Modulatory effect of nicotinamide on unscheduled DNA synthesis in lymphocytes from young and old mice.

We studied the DNA repair capacity, as measured by unscheduled DNA synthesis, of resting lymphocytes from a long-lived strain of mouse after UV irradiation. Lymphocytes from old mice showed a lower level of repair than lymphocytes from young mice. After in vitro treatment with nicotinamide, a precursor of cellular NAD+, the level of UV-induced DNA repair increased in resting lymphocytes from both young and old mice. This effect was more dramatic in old mice, which showed a twofold relative increase in repair.
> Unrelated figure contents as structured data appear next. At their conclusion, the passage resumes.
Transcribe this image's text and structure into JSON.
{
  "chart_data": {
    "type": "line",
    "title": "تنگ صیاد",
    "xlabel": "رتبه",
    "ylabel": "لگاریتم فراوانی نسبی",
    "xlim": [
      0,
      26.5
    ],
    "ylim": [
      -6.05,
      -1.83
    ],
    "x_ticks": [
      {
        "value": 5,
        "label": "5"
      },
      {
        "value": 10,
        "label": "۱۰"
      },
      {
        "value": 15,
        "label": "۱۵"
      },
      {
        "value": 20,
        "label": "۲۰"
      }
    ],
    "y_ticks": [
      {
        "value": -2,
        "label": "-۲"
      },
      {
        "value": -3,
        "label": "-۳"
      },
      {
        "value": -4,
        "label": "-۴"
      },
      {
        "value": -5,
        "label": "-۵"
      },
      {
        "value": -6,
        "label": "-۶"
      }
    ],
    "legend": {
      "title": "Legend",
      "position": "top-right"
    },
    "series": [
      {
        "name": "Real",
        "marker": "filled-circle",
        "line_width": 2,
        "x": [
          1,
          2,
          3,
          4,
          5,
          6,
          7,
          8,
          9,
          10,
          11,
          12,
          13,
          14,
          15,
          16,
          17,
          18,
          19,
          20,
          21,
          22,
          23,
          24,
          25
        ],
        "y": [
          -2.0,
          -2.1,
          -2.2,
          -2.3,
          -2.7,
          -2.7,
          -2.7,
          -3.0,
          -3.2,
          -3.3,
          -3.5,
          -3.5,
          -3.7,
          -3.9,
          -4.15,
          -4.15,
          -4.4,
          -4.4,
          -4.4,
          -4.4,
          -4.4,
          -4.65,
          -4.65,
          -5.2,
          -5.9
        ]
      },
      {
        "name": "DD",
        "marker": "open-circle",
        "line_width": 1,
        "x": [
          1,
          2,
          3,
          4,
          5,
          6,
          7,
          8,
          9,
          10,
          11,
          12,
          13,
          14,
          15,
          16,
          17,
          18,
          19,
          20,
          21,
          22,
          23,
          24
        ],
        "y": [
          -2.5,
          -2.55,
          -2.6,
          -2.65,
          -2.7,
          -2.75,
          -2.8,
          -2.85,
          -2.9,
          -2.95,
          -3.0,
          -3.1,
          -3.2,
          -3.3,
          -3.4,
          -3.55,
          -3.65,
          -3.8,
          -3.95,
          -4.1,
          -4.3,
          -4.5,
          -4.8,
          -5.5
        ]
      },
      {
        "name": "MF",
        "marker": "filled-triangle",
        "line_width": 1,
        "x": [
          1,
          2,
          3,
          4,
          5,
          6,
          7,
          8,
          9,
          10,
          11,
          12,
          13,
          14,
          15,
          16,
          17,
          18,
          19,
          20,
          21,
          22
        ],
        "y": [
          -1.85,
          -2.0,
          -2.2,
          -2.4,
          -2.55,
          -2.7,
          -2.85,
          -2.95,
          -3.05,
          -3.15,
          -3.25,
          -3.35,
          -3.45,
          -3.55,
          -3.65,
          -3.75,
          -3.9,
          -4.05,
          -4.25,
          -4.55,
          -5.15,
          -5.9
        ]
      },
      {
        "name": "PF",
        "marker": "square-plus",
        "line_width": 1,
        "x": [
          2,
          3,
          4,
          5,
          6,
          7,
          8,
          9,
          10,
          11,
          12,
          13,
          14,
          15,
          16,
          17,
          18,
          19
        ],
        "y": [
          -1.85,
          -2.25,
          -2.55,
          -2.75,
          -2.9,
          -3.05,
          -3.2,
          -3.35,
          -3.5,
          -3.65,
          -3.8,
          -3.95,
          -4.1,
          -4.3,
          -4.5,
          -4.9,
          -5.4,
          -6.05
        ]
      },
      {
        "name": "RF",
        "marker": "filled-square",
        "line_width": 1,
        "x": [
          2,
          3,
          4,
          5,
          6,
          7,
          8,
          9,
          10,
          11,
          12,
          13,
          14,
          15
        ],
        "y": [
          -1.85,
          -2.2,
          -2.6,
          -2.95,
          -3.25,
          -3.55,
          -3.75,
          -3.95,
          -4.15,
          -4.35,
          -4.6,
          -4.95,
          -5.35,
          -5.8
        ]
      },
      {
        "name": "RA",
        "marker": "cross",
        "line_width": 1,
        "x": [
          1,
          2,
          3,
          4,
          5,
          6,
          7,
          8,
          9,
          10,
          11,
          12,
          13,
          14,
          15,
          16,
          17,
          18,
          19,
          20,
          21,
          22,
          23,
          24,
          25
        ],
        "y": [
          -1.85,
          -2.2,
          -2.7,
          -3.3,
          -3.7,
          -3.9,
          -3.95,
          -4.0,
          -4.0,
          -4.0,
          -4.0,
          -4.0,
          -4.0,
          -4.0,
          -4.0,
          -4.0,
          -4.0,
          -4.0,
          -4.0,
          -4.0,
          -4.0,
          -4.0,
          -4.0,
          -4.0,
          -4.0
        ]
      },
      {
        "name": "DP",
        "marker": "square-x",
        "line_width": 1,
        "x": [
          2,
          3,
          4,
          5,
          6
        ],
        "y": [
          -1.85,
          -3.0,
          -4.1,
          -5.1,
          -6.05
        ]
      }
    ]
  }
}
Nicotinamide at a concentration of 0.5-5 mM did not inhibit the proliferation of concanavalin A (Con A) stimulated mouse lymphocytes; on the contrary, 3-amino benzamide, a potent poly(ADP-ribose)polymerase inhibitor, strongly affected the lymphocyte responsiveness to Con A. Nicotinamide did not significantly increase the UV-induced DNA repair in lymphocytes stimulated to proliferate by Con A. However, Con A activated, but non-proliferating (hydroxyurea-treated) lymphocytes from old mice displayed a level of DNA repair similar to that of lymphocytes from young animals. These results suggest that one of the limiting factors affecting the DNA repair activity of resting lymphocytes from old mice is the level of intracellular NAD+.